SEO issues, Strange URLS and 404

I’ve published a website and connected the sitemap to Google search console.
It’s flagged up a number of URLS as 4040 and 78 noindexed URLS.

These URLs are not in the sitemap.xml page.

They were never created by us. We never used the images mentioned in the URL in our website gallery.

This is a brand new website.

How is the Google bot finding these URLS?
Is our domain space being shared with anyone else?

Example URL:

Check the hyperlink for this broken image not the front end link

@Sitejet_Admin could I have a reply please?

Hi @Naz_Haque, can you please share the Website ID with us and also a screenshot of the noindex and 404 URLs?

@Franzi

Domain: https://www.westwaydrivingschool.co.uk/

Refer to attached image from Google Search Console.

I can’t upload a word / excel file here with all the urls. There are 70+.

@Franzi

404s

Hey @Naz_Haque - has this website existed before under this domain?

Yes it has about three or four years ago.

@Naz_Haque Did you try to crawl it again? It might be possible that the old URLs are still listed. Maybe a new crawl could change that.

Franzi, this was the results from a new crawl taken in 2022.

The domain has been dormant for 3+ years so there’s no way those urls were from an old website.

The suspicious urls didn’t exist on the old website.

This was checked via wayback machine.

We created a new website on sitejet, connected it to GSC and then ran the scan.

Also a Google parameter search for the domain doesn’t show those urls (search on google for “site:westwaydrivingschool.co.uk”)

So I’m trying to understand how these suspicious URLS were crawled.

@Naz_Haque We assume that those are the URLs from the previous website. Did you try to download the sitemap from the website (SEO with Sitejet - Sitejet Help) and upload it to Google Search Console?

Hi Franzi,

Yes that was done last month (sitemap submission).

It’s possible that Google’s first crawl of the new website included URLS it had historically. (3+ years old).
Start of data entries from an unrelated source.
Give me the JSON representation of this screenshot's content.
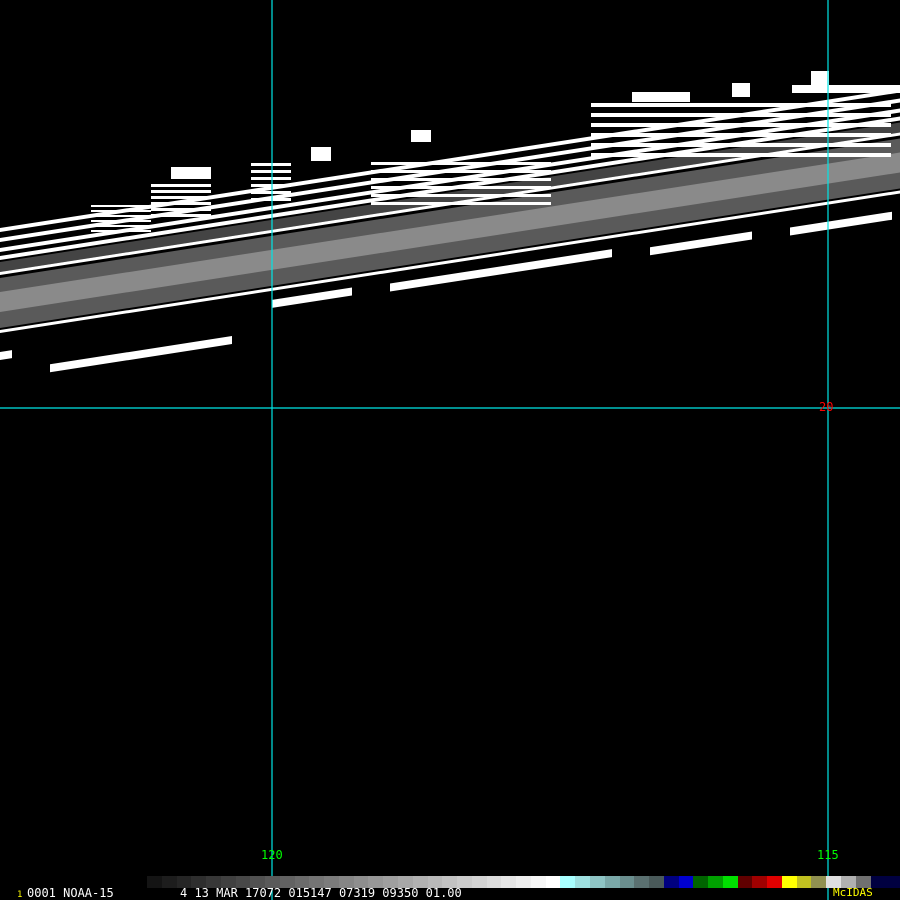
{
  "image": {
    "satellite_line": "0001 NOAA-15",
    "frame_number": "1",
    "info_line": "4 13 MAR 17072 015147 07319 09350 01.00",
    "brand": "McIDAS"
  },
  "grid_labels": {
    "lat_20": "20",
    "lon_120": "120",
    "lon_115": "115"
  },
  "colors": {
    "grid": "#00e5e5",
    "lon_label": "#00ff00",
    "lat_label": "#ff0000",
    "brand": "#ffff00",
    "text": "#ffffff"
  }
}
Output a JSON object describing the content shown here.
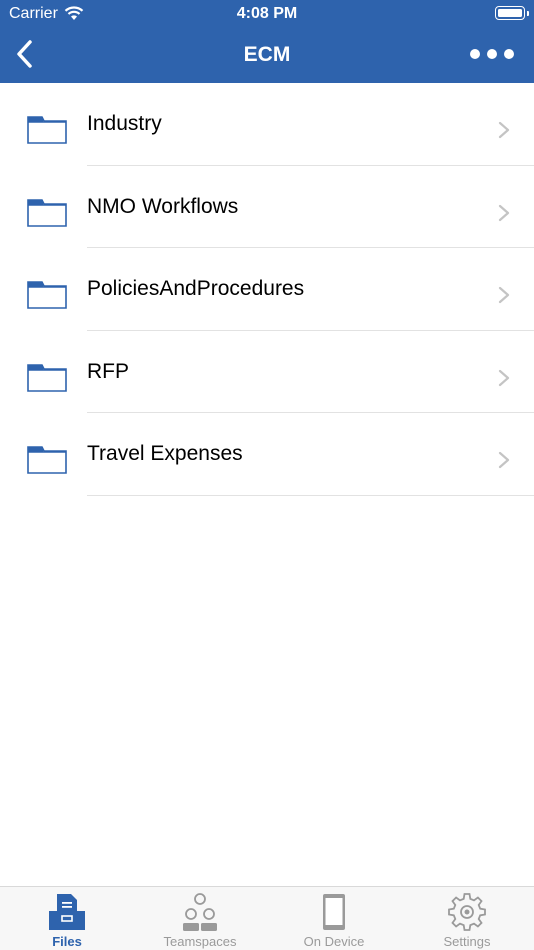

I’ve never seen that before.

Let’s see what happens when Google Search Console does a new crawl top to bottom, I’ll keep you posted.

Thanks for your support.

1 Like

Please keep us updated on this. A very strange issue indeed.


So strangely Google still attempted to crawl those urls.

I’ve never seen this before on a new site and sitemap that has been submitted where google trys to find historical urls.

I’ll instruct GSC to remove those URLS manually.

Hey @Naz_Haque - how was your experience with another site? Did you have similar issues? Or just with this site on Sitejet?